Hello,
Anyone have a list of sites that can be trusted when downloading an iso. With the Linux Mint hack that happened last time, I thought it'd be a good idea to get into the practice of checking the credibility of the image.
Hello,
Anyone have a list of sites that can be trusted when downloading an iso. With the Linux Mint hack that happened last time, I thought it'd be a good idea to get into the practice of checking the credibility of the image.
From the Terminal :
sha1sum filename.iso
and
cksum filename.iso
or the md5sum
md5sum /path/to/the/ISO/Fedora-Python-Classroom-Live-x86_64-26_Alpha-1.7.iso
and a more secure :
sha256sum /path/to/the/ISO/Fedora-Python-Classroom-Live-x86_64-26_Alpha-1.7.iso
You can get the hash the copy and paste them into a text file.
Thanks so much for this. I was able to find it and compare very easily.
Are there external sites that also posts those hashes in case those also get changed. I'd imagine if the hacker can change the down load link, they can also change what the hash is too. The whole issue was the mint download page was hacked to direct users else where, so I don't see it taking much effort to compromise the hash too.
Here's the thing, The Mint hack was due to vulnerabilities in the Webpage. Once they got access to the Webpage, they changed the md5sum of the .iso, in that scenario it is very difficult to figure out what was real and what was not. some time you see gpg keys to authenticate downloads, or you can just download a torrent ( the torrent uses a hash to know what the file is and to authenticate it ) Also, using sha256sum is being used more since there are no known collisions in it yet. ( meaning someone can change a file's hash and modify it by padding it to generate the same hash)

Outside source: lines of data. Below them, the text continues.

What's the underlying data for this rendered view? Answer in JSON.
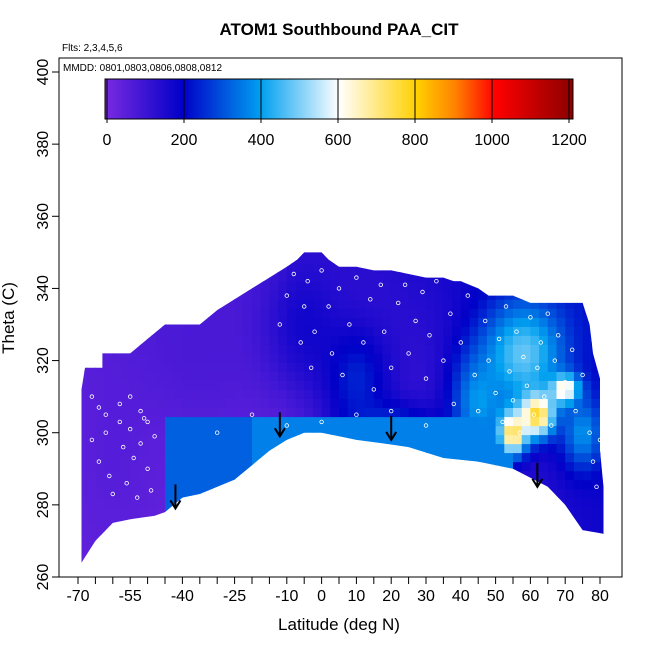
{
  "chart_data": {
    "type": "heatmap",
    "title": "ATOM1 Southbound PAA_CIT",
    "flights_note": "Flts: 2,3,4,5,6",
    "mmdd_note": "MMDD: 0801,0803,0806,0808,0812",
    "xlabel": "Latitude (deg N)",
    "ylabel": "Theta (C)",
    "xlim": [
      -70,
      85
    ],
    "ylim": [
      260,
      405
    ],
    "x_ticks": [
      -70,
      -55,
      -40,
      -25,
      -10,
      0,
      10,
      20,
      30,
      40,
      50,
      60,
      70,
      80
    ],
    "x_tick_labels": [
      "-70",
      "-55",
      "-40",
      "-25",
      "-10",
      "0",
      "10",
      "20",
      "30",
      "40",
      "50",
      "60",
      "70",
      "80"
    ],
    "x_minor_ticks": [
      -65,
      -60,
      -50,
      -45,
      -35,
      -30,
      -20,
      -15,
      -5,
      5,
      15,
      25,
      35,
      45,
      55,
      65,
      75
    ],
    "y_ticks": [
      260,
      280,
      300,
      320,
      340,
      360,
      380,
      400
    ],
    "y_tick_labels": [
      "260",
      "280",
      "300",
      "320",
      "340",
      "360",
      "380",
      "400"
    ],
    "colorbar": {
      "min": 0,
      "max": 1200,
      "ticks": [
        0,
        200,
        400,
        600,
        800,
        1000,
        1200
      ],
      "tick_labels": [
        "0",
        "200",
        "400",
        "600",
        "800",
        "1000",
        "1200"
      ],
      "colors": [
        "#7a2ae0",
        "#0000c8",
        "#00a0f0",
        "#ffffff",
        "#ffd000",
        "#ff8000",
        "#ff0000",
        "#8b0000"
      ],
      "stops": [
        0,
        200,
        400,
        600,
        800,
        900,
        1000,
        1200
      ]
    },
    "field_blobs": [
      {
        "lat": -60,
        "theta": 295,
        "value": 60,
        "width": 12,
        "height": 30
      },
      {
        "lat": -35,
        "theta": 325,
        "value": 80,
        "width": 20,
        "height": 25
      },
      {
        "lat": -5,
        "theta": 330,
        "value": 170,
        "width": 12,
        "height": 20
      },
      {
        "lat": 10,
        "theta": 315,
        "value": 240,
        "width": 10,
        "height": 15
      },
      {
        "lat": 20,
        "theta": 300,
        "value": 300,
        "width": 14,
        "height": 8
      },
      {
        "lat": 45,
        "theta": 308,
        "value": 380,
        "width": 8,
        "height": 15
      },
      {
        "lat": 58,
        "theta": 322,
        "value": 480,
        "width": 12,
        "height": 15
      },
      {
        "lat": 55,
        "theta": 300,
        "value": 760,
        "width": 4,
        "height": 6
      },
      {
        "lat": 62,
        "theta": 305,
        "value": 780,
        "width": 5,
        "height": 6
      },
      {
        "lat": 70,
        "theta": 312,
        "value": 700,
        "width": 4,
        "height": 4
      },
      {
        "lat": 75,
        "theta": 300,
        "value": 380,
        "width": 6,
        "height": 10
      }
    ],
    "domain_boundary": {
      "top": [
        [
          -69,
          312
        ],
        [
          -68,
          318
        ],
        [
          -63,
          318
        ],
        [
          -63,
          322
        ],
        [
          -55,
          322
        ],
        [
          -50,
          326
        ],
        [
          -45,
          330
        ],
        [
          -35,
          330
        ],
        [
          -30,
          334
        ],
        [
          -25,
          337
        ],
        [
          -20,
          340
        ],
        [
          -15,
          343
        ],
        [
          -10,
          346
        ],
        [
          -7,
          348
        ],
        [
          -5,
          350
        ],
        [
          0,
          350
        ],
        [
          2,
          348
        ],
        [
          5,
          346
        ],
        [
          10,
          346
        ],
        [
          15,
          345
        ],
        [
          20,
          345
        ],
        [
          25,
          344
        ],
        [
          30,
          343
        ],
        [
          35,
          343
        ],
        [
          38,
          342
        ],
        [
          40,
          342
        ],
        [
          45,
          340
        ],
        [
          48,
          338
        ],
        [
          55,
          338
        ],
        [
          60,
          336
        ],
        [
          65,
          336
        ],
        [
          70,
          336
        ],
        [
          75,
          336
        ],
        [
          77,
          330
        ],
        [
          78,
          322
        ],
        [
          80,
          315
        ],
        [
          80,
          295
        ],
        [
          81,
          285
        ],
        [
          81,
          272
        ]
      ],
      "bottom": [
        [
          81,
          272
        ],
        [
          75,
          273
        ],
        [
          70,
          280
        ],
        [
          65,
          285
        ],
        [
          55,
          290
        ],
        [
          45,
          292
        ],
        [
          35,
          293
        ],
        [
          25,
          296
        ],
        [
          18,
          297
        ],
        [
          10,
          298
        ],
        [
          5,
          299
        ],
        [
          0,
          300
        ],
        [
          -5,
          300
        ],
        [
          -10,
          298
        ],
        [
          -15,
          295
        ],
        [
          -20,
          291
        ],
        [
          -25,
          287
        ],
        [
          -35,
          283
        ],
        [
          -40,
          282
        ],
        [
          -45,
          278
        ],
        [
          -48,
          277
        ],
        [
          -55,
          276
        ],
        [
          -60,
          275
        ],
        [
          -65,
          270
        ],
        [
          -69,
          264
        ]
      ]
    },
    "arrows": [
      {
        "lat": -42,
        "theta": 279
      },
      {
        "lat": -12,
        "theta": 299
      },
      {
        "lat": 20,
        "theta": 298
      },
      {
        "lat": 62,
        "theta": 285
      }
    ],
    "observation_points": [
      [
        -66,
        298
      ],
      [
        -64,
        292
      ],
      [
        -62,
        300
      ],
      [
        -61,
        288
      ],
      [
        -60,
        283
      ],
      [
        -58,
        303
      ],
      [
        -57,
        296
      ],
      [
        -56,
        286
      ],
      [
        -55,
        301
      ],
      [
        -54,
        293
      ],
      [
        -53,
        282
      ],
      [
        -52,
        297
      ],
      [
        -51,
        304
      ],
      [
        -50,
        290
      ],
      [
        -49,
        284
      ],
      [
        -48,
        299
      ],
      [
        -66,
        310
      ],
      [
        -64,
        307
      ],
      [
        -62,
        305
      ],
      [
        -58,
        308
      ],
      [
        -55,
        310
      ],
      [
        -52,
        306
      ],
      [
        -50,
        303
      ],
      [
        -12,
        330
      ],
      [
        -10,
        338
      ],
      [
        -8,
        344
      ],
      [
        -6,
        325
      ],
      [
        -5,
        335
      ],
      [
        -4,
        342
      ],
      [
        -3,
        318
      ],
      [
        -2,
        328
      ],
      [
        0,
        345
      ],
      [
        2,
        335
      ],
      [
        3,
        322
      ],
      [
        5,
        340
      ],
      [
        6,
        316
      ],
      [
        8,
        330
      ],
      [
        10,
        343
      ],
      [
        12,
        325
      ],
      [
        14,
        337
      ],
      [
        15,
        312
      ],
      [
        17,
        341
      ],
      [
        18,
        328
      ],
      [
        20,
        318
      ],
      [
        22,
        336
      ],
      [
        24,
        341
      ],
      [
        25,
        322
      ],
      [
        27,
        331
      ],
      [
        29,
        339
      ],
      [
        30,
        315
      ],
      [
        31,
        327
      ],
      [
        33,
        342
      ],
      [
        35,
        320
      ],
      [
        37,
        333
      ],
      [
        38,
        308
      ],
      [
        40,
        325
      ],
      [
        42,
        338
      ],
      [
        44,
        316
      ],
      [
        45,
        306
      ],
      [
        47,
        331
      ],
      [
        48,
        320
      ],
      [
        50,
        311
      ],
      [
        51,
        326
      ],
      [
        52,
        303
      ],
      [
        53,
        335
      ],
      [
        54,
        317
      ],
      [
        55,
        309
      ],
      [
        56,
        328
      ],
      [
        57,
        300
      ],
      [
        58,
        321
      ],
      [
        59,
        313
      ],
      [
        60,
        332
      ],
      [
        61,
        305
      ],
      [
        62,
        318
      ],
      [
        63,
        325
      ],
      [
        64,
        310
      ],
      [
        65,
        333
      ],
      [
        66,
        302
      ],
      [
        67,
        320
      ],
      [
        68,
        327
      ],
      [
        70,
        314
      ],
      [
        72,
        323
      ],
      [
        73,
        306
      ],
      [
        75,
        316
      ],
      [
        77,
        300
      ],
      [
        78,
        292
      ],
      [
        79,
        285
      ],
      [
        80,
        298
      ],
      [
        -30,
        300
      ],
      [
        -20,
        305
      ],
      [
        -10,
        302
      ],
      [
        0,
        303
      ],
      [
        10,
        305
      ],
      [
        20,
        306
      ],
      [
        30,
        302
      ]
    ]
  }
}
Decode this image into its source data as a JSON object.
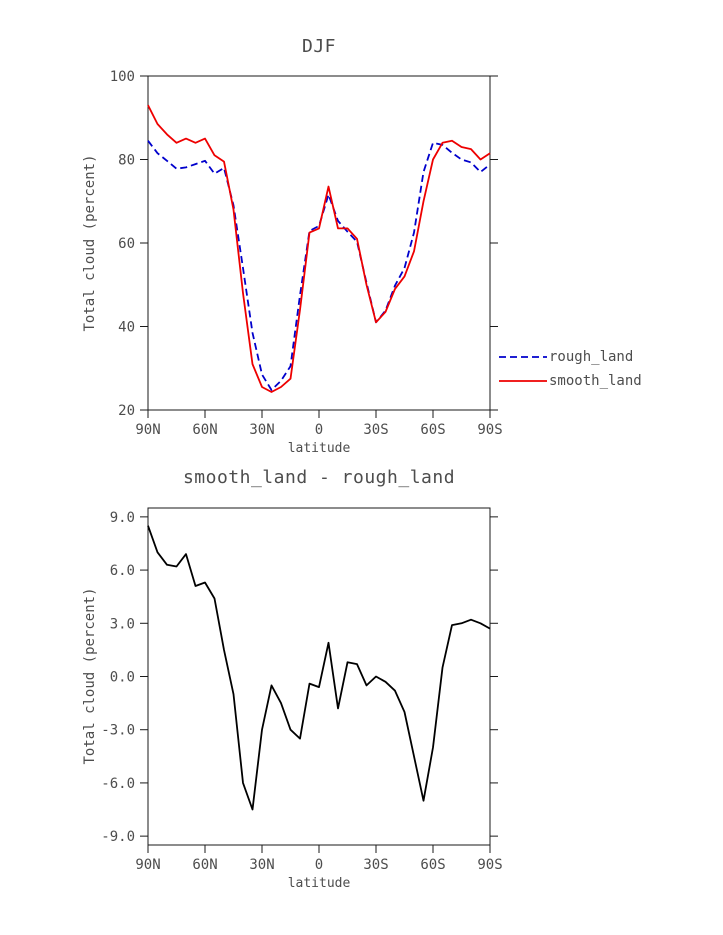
{
  "chart_data": [
    {
      "type": "line",
      "title": "DJF",
      "xlabel": "latitude",
      "ylabel": "Total cloud (percent)",
      "xlim": [
        90,
        -90
      ],
      "ylim": [
        20,
        100
      ],
      "xticks": [
        90,
        60,
        30,
        0,
        -30,
        -60,
        -90
      ],
      "xtick_labels": [
        "90N",
        "60N",
        "30N",
        "0",
        "30S",
        "60S",
        "90S"
      ],
      "yticks": [
        20,
        40,
        60,
        80,
        100
      ],
      "ytick_labels": [
        "20",
        "40",
        "60",
        "80",
        "100"
      ],
      "grid": false,
      "legend_position": "outside-right",
      "x": [
        90,
        85,
        80,
        75,
        70,
        65,
        60,
        55,
        50,
        45,
        40,
        35,
        30,
        25,
        20,
        15,
        10,
        5,
        0,
        -5,
        -10,
        -15,
        -20,
        -25,
        -30,
        -35,
        -40,
        -45,
        -50,
        -55,
        -60,
        -65,
        -70,
        -75,
        -80,
        -85,
        -90
      ],
      "series": [
        {
          "name": "rough_land",
          "color": "#0000cc",
          "line_style": "dashed",
          "values": [
            84.5,
            81.5,
            79.7,
            77.8,
            78.1,
            78.9,
            79.7,
            76.6,
            78.0,
            69.0,
            54.0,
            38.5,
            28.5,
            24.8,
            27.0,
            30.5,
            47.5,
            62.9,
            64.1,
            71.6,
            65.3,
            62.7,
            60.3,
            50.5,
            41.0,
            43.8,
            49.8,
            54.0,
            62.5,
            77.0,
            84.0,
            83.5,
            81.6,
            80.0,
            79.3,
            77.0,
            78.8
          ]
        },
        {
          "name": "smooth_land",
          "color": "#ee0000",
          "line_style": "solid",
          "values": [
            93.0,
            88.5,
            86.0,
            84.0,
            85.0,
            84.0,
            85.0,
            81.0,
            79.5,
            68.0,
            48.0,
            31.0,
            25.5,
            24.3,
            25.5,
            27.5,
            44.0,
            62.5,
            63.5,
            73.5,
            63.5,
            63.5,
            61.0,
            50.0,
            41.0,
            43.5,
            49.0,
            52.0,
            58.0,
            70.0,
            80.0,
            84.0,
            84.5,
            83.0,
            82.5,
            80.0,
            81.5
          ]
        }
      ]
    },
    {
      "type": "line",
      "title": "smooth_land - rough_land",
      "xlabel": "latitude",
      "ylabel": "Total cloud (percent)",
      "xlim": [
        90,
        -90
      ],
      "ylim": [
        -9.5,
        9.5
      ],
      "xticks": [
        90,
        60,
        30,
        0,
        -30,
        -60,
        -90
      ],
      "xtick_labels": [
        "90N",
        "60N",
        "30N",
        "0",
        "30S",
        "60S",
        "90S"
      ],
      "yticks": [
        -9,
        -6,
        -3,
        0,
        3,
        6,
        9
      ],
      "ytick_labels": [
        "-9.0",
        "-6.0",
        "-3.0",
        "0.0",
        "3.0",
        "6.0",
        "9.0"
      ],
      "grid": false,
      "legend_position": "none",
      "x": [
        90,
        85,
        80,
        75,
        70,
        65,
        60,
        55,
        50,
        45,
        40,
        35,
        30,
        25,
        20,
        15,
        10,
        5,
        0,
        -5,
        -10,
        -15,
        -20,
        -25,
        -30,
        -35,
        -40,
        -45,
        -50,
        -55,
        -60,
        -65,
        -70,
        -75,
        -80,
        -85,
        -90
      ],
      "series": [
        {
          "name": "smooth_land - rough_land",
          "color": "#000000",
          "line_style": "solid",
          "values": [
            8.5,
            7.0,
            6.3,
            6.2,
            6.9,
            5.1,
            5.3,
            4.4,
            1.5,
            -1.0,
            -6.0,
            -7.5,
            -3.0,
            -0.5,
            -1.5,
            -3.0,
            -3.5,
            -0.4,
            -0.6,
            1.9,
            -1.8,
            0.8,
            0.7,
            -0.5,
            0.0,
            -0.3,
            -0.8,
            -2.0,
            -4.5,
            -7.0,
            -4.0,
            0.5,
            2.9,
            3.0,
            3.2,
            3.0,
            2.7
          ]
        }
      ]
    }
  ],
  "colors": {
    "axis": "#1a1a1a",
    "text": "#4d4d4d",
    "rough_land": "#0000cc",
    "smooth_land": "#ee0000",
    "difference": "#000000"
  }
}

Well what I'm saying is, is there a site the compiles a list of hashes for all the popular distros so that even if the main site is compromised you have secondary sites to verify against.
Not that I know of, but most distros will have an IRC channel where you can directly ask developers, maintainers, or trusted contributors what the current hash may be.
That being said, they'll most likely direct you to the website. Also being said, if the ISO is packaged in a tar file, the hash will represent the tar rather than the actual ISO file after being unpacked.